Live album by Herbie Mann
- Released: 1967
- Recorded: July 4, 1966
- Venue: Newport Jazz Festival, Newport, Rhode Island
- Genre: Jazz
- Label: Atlantic
- Producer: Nesuhi Ertegun

Herbie Mann chronology
| A Mann & A Woman (1967) | New Mann at Newport (1967) | Impressions of the Middle East (1967) |

= New Mann at Newport =

New Mann at Newport is a 1967 album by jazz flutist Herbie Mann. The full title on the cover is New Mann at Newport: Herbie Mann Returns to the Newport Jazz Festival & Plays She's a Carioca/All Blues/Project S/Scratch/Summertime.

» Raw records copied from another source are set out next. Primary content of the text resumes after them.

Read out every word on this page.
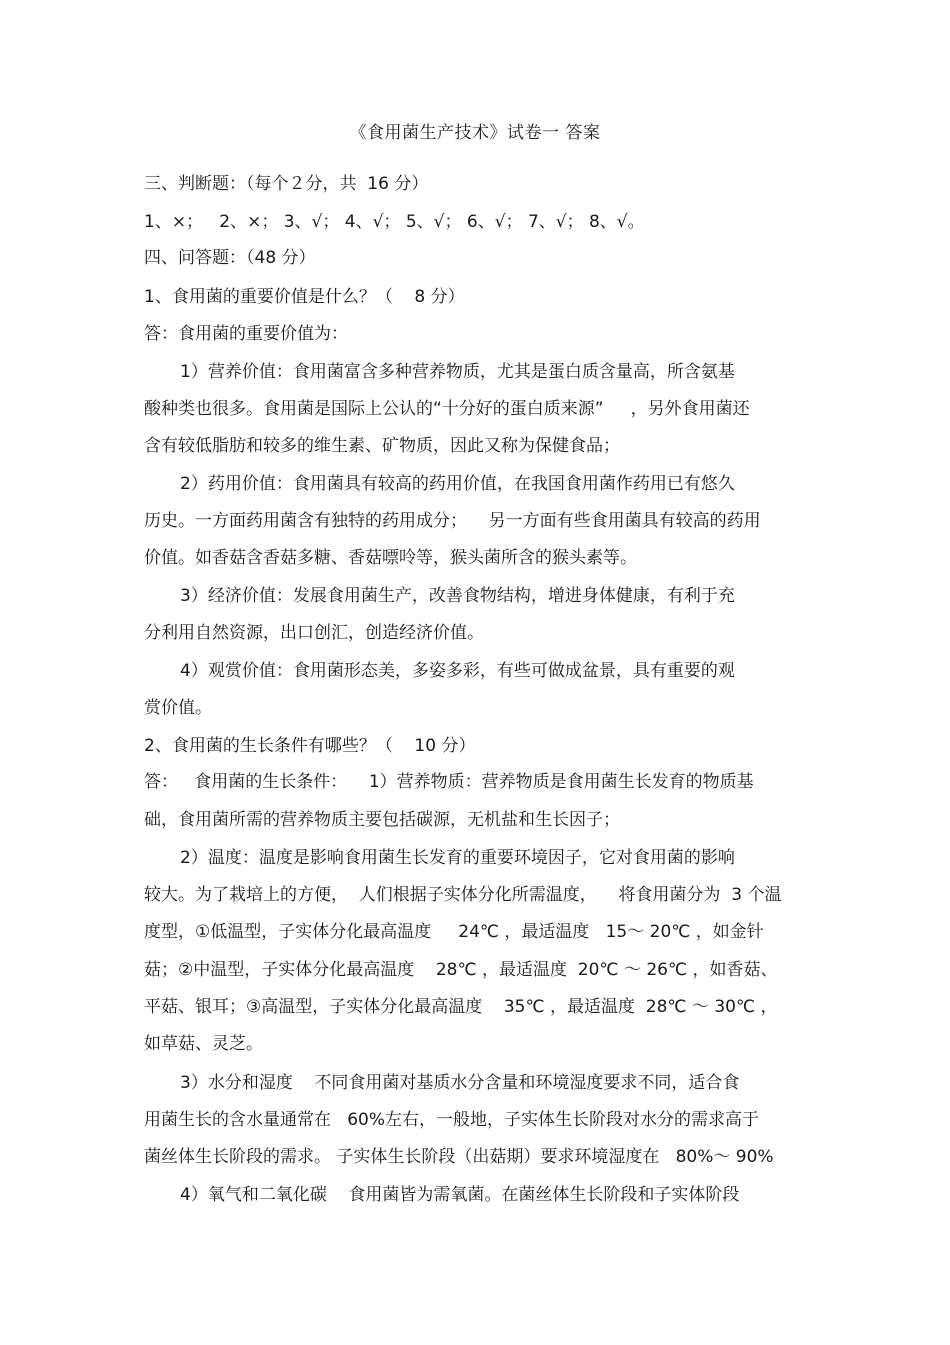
《食用菌生产技术》试卷一 答案
三、判断题：（每个２分，共  16 分）
1、×；   2、×； 3、√； 4、√； 5、√； 6、√； 7、√； 8、√。
四、问答题：（48 分）
1、食用菌的重要价值是什么？（    8 分）
答：食用菌的重要价值为：
1）营养价值：食用菌富含多种营养物质，尤其是蛋白质含量高，所含氨基
酸种类也很多。食用菌是国际上公认的“十分好的蛋白质来源”     ，另外食用菌还
含有较低脂肪和较多的维生素、矿物质，因此又称为保健食品；
2）药用价值：食用菌具有较高的药用价值，在我国食用菌作药用已有悠久
历史。一方面药用菌含有独特的药用成分；    另一方面有些食用菌具有较高的药用
价值。如香菇含香菇多糖、香菇嘌呤等，猴头菌所含的猴头素等。
3）经济价值：发展食用菌生产，改善食物结构，增进身体健康，有利于充
分利用自然资源，出口创汇，创造经济价值。
4）观赏价值：食用菌形态美，多姿多彩，有些可做成盆景，具有重要的观
赏价值。
2、食用菌的生长条件有哪些？（    10 分）
答：   食用菌的生长条件：    1）营养物质：营养物质是食用菌生长发育的物质基
础，食用菌所需的营养物质主要包括碳源，无机盐和生长因子；
2）温度：温度是影响食用菌生长发育的重要环境因子，它对食用菌的影响
较大。为了栽培上的方便，  人们根据子实体分化所需温度，    将食用菌分为  3 个温
度型，①低温型，子实体分化最高温度     24℃ ，最适温度   15～ 20℃ ，如金针
菇；②中温型，子实体分化最高温度    28℃ ，最适温度  20℃ ～ 26℃ ，如香菇、
平菇、银耳；③高温型，子实体分化最高温度    35℃ ，最适温度  28℃ ～ 30℃ ，
如草菇、灵芝。
3）水分和湿度    不同食用菌对基质水分含量和环境湿度要求不同，适合食
用菌生长的含水量通常在   60%左右，一般地，子实体生长阶段对水分的需求高于
菌丝体生长阶段的需求。 子实体生长阶段（出菇期）要求环境湿度在   80%～ 90%
4）氧气和二氧化碳    食用菌皆为需氧菌。在菌丝体生长阶段和子实体阶段
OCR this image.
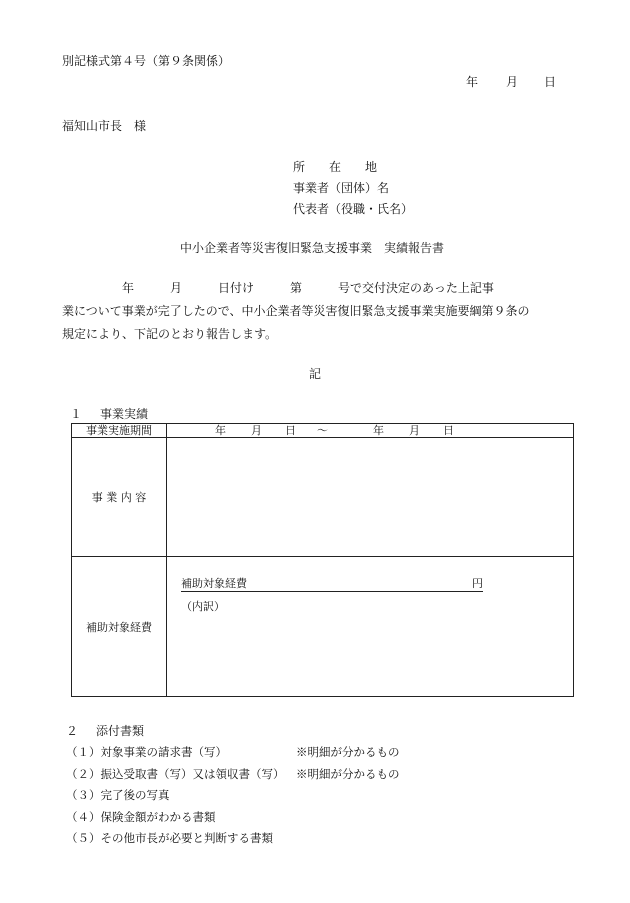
別記様式第４号（第９条関係）
年 月 日
福知山市長　様
所　　在　　地
事業者（団体）名
代表者（役職・氏名）
中小企業者等災害復旧緊急支援事業　実績報告書

　　　　　年　　　月　　　日付け　　　第　　　号で交付決定のあった上記事

業について事業が完了したので、中小企業者等災害復旧緊急支援事業実施要綱第９条の

規定により、下記のとおり報告します。

記
１ 事業実績
事業実施期間	年 月 日 ～ 年 月 日
事 業 内 容	
補助対象経費	補助対象経費 円
（内訳）
２ 添付書類
（１）対象事業の請求書（写）	※明細が分かるもの
（２）振込受取書（写）又は領収書（写） ※明細が分かるもの
（３）完了後の写真
（４）保険金額がわかる書類
（５）その他市長が必要と判断する書類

All but one track were recorded at the Newport Jazz Festival.

==Track listing==
===Side one===
1. "Project S" (Jimmy Heath) (9:07)
2. "Scratch" (Wayne Henderson) (10:09)

===Side two===
1. "She's a Carioca" (Antônio Carlos Jobim, Ray Gilbert) (8:38)
2. "All Blues" (Miles Davis) (7:32)
3. "Summertime" (DuBose Heyward, George Gershwin) (6:20)

==Personnel==
- Herbie Mann - flute
- Jimmy Owens - trumpet, flugelhorn
- Joseph Orange, Jack Hitchcock - trombones
- Reggie Workman - bass
- Carlos "Patato" Valdes - percussion
- Bruno Carr- drums
- Technical
- Bill Hanley, Phil Iehle - recording engineer
- Marvin Israel - album design
- Joe Alper - cover photography
- Leonard Feather - liner notes

==Charting==
The album peaked at 14 on the Billboard Jazz Album chart.